To add to this, PlayStation is almost entirely sustained by exclusives at this point, and it's starting to backfire (more and more players are just waiting for the PC release, and the wait is killing some of marketing/hype that a game would have had, e.g., FF16 likely would have done a lot better if it released for PC at the same time rather than starting with PS exclusivity, and I suspect Death stranding 2 will be the same


> If this thing is way cheaper than a regular computer of the same spec, corporations will just buy up Steam Machines by the palette load and use them as office machines or whatever

On one hand, this would be a problem.

On the other hand, if the Steam Machine doesn't support windows, businesses fleeing from MS Windows en masse because the Steam Machine is cheap would be a VERY interesting turn of events, and I'd be VERY curious to see how it all unfolds.
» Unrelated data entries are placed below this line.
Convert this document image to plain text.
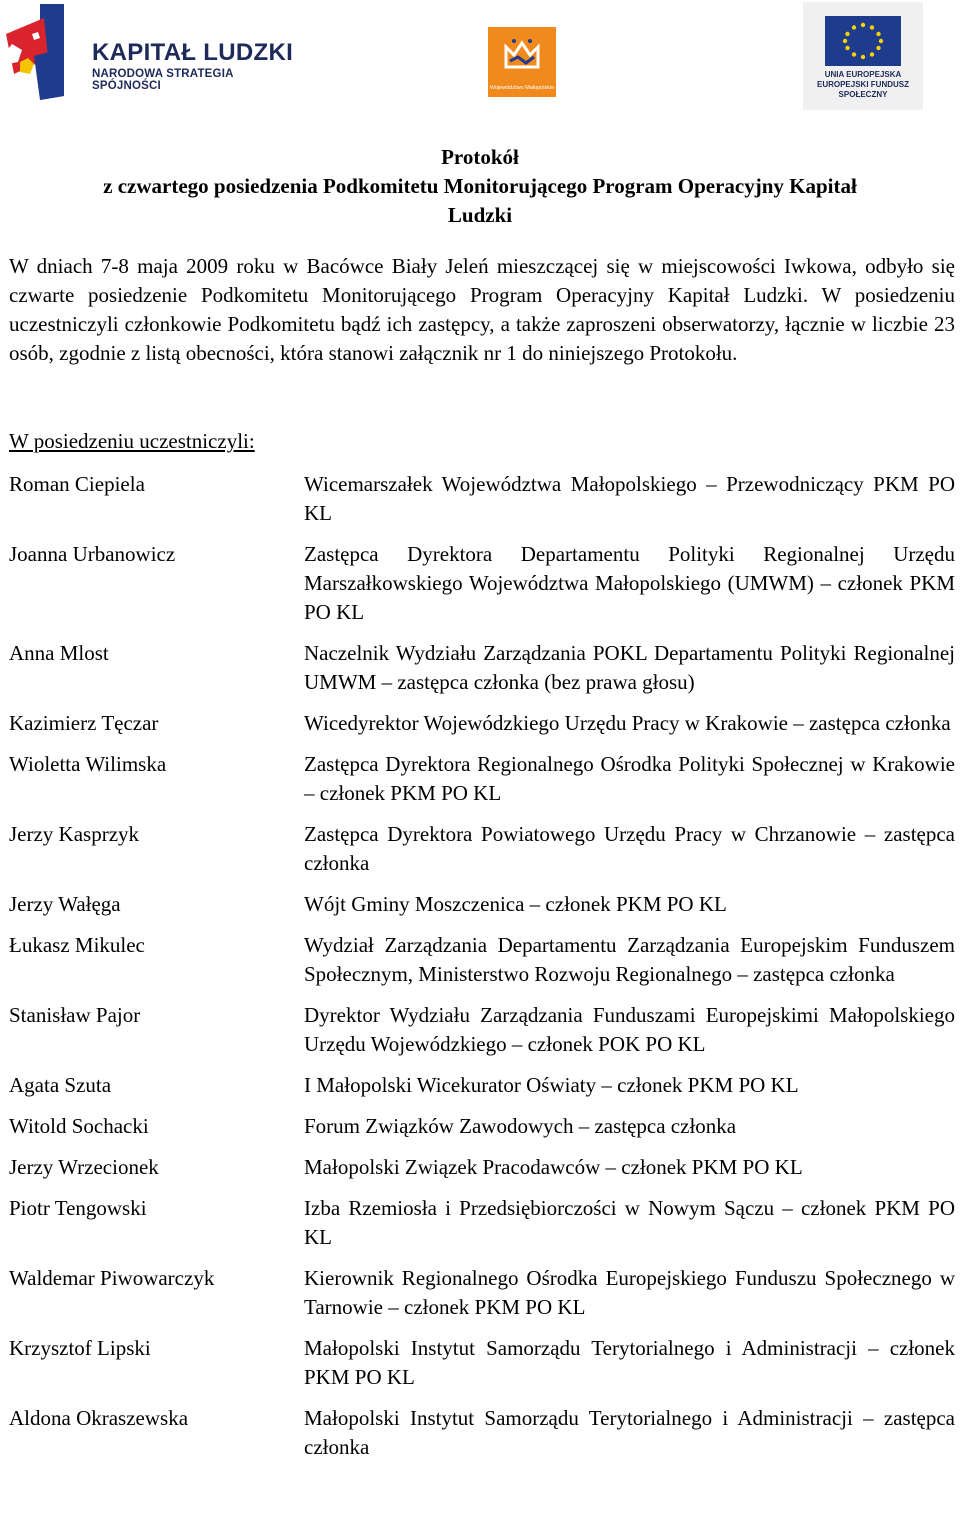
KAPITAŁ LUDZKI
NARODOWA STRATEGIA SPÓJNOŚCI	Województwo Małopolskie
UNIA EUROPEJSKA
EUROPEJSKI FUNDUSZ
SPOŁECZNY
Protokół
z czwartego posiedzenia Podkomitetu Monitorującego Program Operacyjny Kapitał
Ludzki
W dniach 7-8 maja 2009 roku w Bacówce Biały Jeleń mieszczącej się w miejscowości Iwkowa, odbyło się czwarte posiedzenie Podkomitetu Monitorującego Program Operacyjny Kapitał Ludzki. W posiedzeniu uczestniczyli członkowie Podkomitetu bądź ich zastępcy, a także zaproszeni obserwatorzy, łącznie w liczbie 23 osób, zgodnie z listą obecności, która stanowi załącznik nr 1 do niniejszego Protokołu.
W posiedzeniu uczestniczyli:
Roman Ciepiela	Wicemarszałek Województwa Małopolskiego – Przewodniczący PKM PO KL
Joanna Urbanowicz	Zastępca Dyrektora Departamentu Polityki Regionalnej Urzędu Marszałkowskiego Województwa Małopolskiego (UMWM) – członek PKM PO KL
Anna Mlost	Naczelnik Wydziału Zarządzania POKL Departamentu Polityki Regionalnej UMWM – zastępca członka (bez prawa głosu)
Kazimierz Tęczar	Wicedyrektor Wojewódzkiego Urzędu Pracy w Krakowie – zastępca członka
Wioletta Wilimska	Zastępca Dyrektora Regionalnego Ośrodka Polityki Społecznej w Krakowie – członek PKM PO KL
Jerzy Kasprzyk	Zastępca Dyrektora Powiatowego Urzędu Pracy w Chrzanowie – zastępca członka
Jerzy Wałęga	Wójt Gminy Moszczenica – członek PKM PO KL
Łukasz Mikulec	Wydział Zarządzania Departamentu Zarządzania Europejskim Funduszem Społecznym, Ministerstwo Rozwoju Regionalnego – zastępca członka
Stanisław Pajor	Dyrektor Wydziału Zarządzania Funduszami Europejskimi Małopolskiego Urzędu Wojewódzkiego – członek POK PO KL
Agata Szuta	I Małopolski Wicekurator Oświaty – członek PKM PO KL
Witold Sochacki	Forum Związków Zawodowych – zastępca członka
Jerzy Wrzecionek	Małopolski Związek Pracodawców – członek PKM PO KL
Piotr Tengowski	Izba Rzemiosła i Przedsiębiorczości w Nowym Sączu – członek PKM PO KL
Waldemar Piwowarczyk	Kierownik Regionalnego Ośrodka Europejskiego Funduszu Społecznego w Tarnowie – członek PKM PO KL
Krzysztof Lipski	Małopolski Instytut Samorządu Terytorialnego i Administracji – członek PKM PO KL
Aldona Okraszewska	Małopolski Instytut Samorządu Terytorialnego i Administracji – zastępca członka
Sorry if I was unclear, but what I was saying was that this would be unsustainable because the only way it'd be possible is if Valve was subsidizing each unit in hopes of recouping their losses on Steam game sales.

If that happened, Valve would get bankrupted by companies buying up subsidized Steam Machines with no intention of playing games on them.


Yes that's what I understood. But it'd still be insteresting.

Amazon was once a bookstore. There's nothing stopping Steam from adapting to a "Steam Business Machines" / "Steam OS Business Edition" once it has a foothold in the business market. After all, the store already distributes software, they're just not as popular as games. So if this scenario were to happen, and Microsoft failed to react, I'm sure Steam would adapt very quickly to take advantage of it rather than sit and wait for the bankruptcy.